Primarily a film star, Newman started out in theater and on television during the 1950s.
In his career, he was nominated for 10 Oscars, winning one regular award and two honorary trophies. He was nominated for four Emmy Awards. He won one Emmy later in life, in 2005 clinching both the Emmy and Golden Globe Award for his supporting actor performance in HBO miniseries Empire Falls. He also received an outstanding miniseries Emmy nomination for Empire Falls, which he executive-produced.
Newman was known for a cool, anti-hero persona, leading such films as Cool Hand Luke and The Hustler. He had major roles in more than 50 movies, including Exodus, Butch Cassidy and the Sundance Kid, The Verdict, The Sting and Absence of Malice.
He was also a race-car driver, an activist and a philanthropist. His Newman’s Own company generated more than $250 million in proceeds, which he and his Newman’s Own Foundation have given away to charity, according to the Newman’s Own Web site.

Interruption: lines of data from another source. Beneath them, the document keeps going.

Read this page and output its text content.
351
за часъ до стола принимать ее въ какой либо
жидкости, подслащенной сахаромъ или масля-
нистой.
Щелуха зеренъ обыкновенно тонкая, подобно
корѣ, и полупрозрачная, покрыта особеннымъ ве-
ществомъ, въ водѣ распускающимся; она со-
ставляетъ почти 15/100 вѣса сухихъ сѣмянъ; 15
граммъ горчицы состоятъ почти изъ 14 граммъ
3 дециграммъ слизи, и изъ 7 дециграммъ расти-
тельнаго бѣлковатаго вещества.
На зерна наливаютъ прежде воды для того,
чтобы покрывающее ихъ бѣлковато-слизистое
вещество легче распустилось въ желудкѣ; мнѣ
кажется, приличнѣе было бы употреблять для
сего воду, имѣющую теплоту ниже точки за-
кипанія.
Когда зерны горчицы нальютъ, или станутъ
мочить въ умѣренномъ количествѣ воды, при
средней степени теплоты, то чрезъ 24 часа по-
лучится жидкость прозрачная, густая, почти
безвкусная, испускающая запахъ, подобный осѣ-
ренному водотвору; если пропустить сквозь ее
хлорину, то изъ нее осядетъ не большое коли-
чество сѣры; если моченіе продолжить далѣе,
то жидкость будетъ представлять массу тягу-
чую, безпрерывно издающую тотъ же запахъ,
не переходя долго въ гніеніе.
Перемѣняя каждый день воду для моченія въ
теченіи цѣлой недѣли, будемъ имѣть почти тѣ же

In May 2007, Newman told ABC's Good Morning America he had given up acting, though he intended to remain active in charity projects, according to AP. "I'm not able to work anymore as an actor at the level I would want to," he said. "You start to lose your memory, your confidence, your invention. So that's pretty much a closed book for me."
Newman is survived by his wife, Oscar-winning actress Joanne Woodward; five children; two grandsons; and his older brother, Arthur.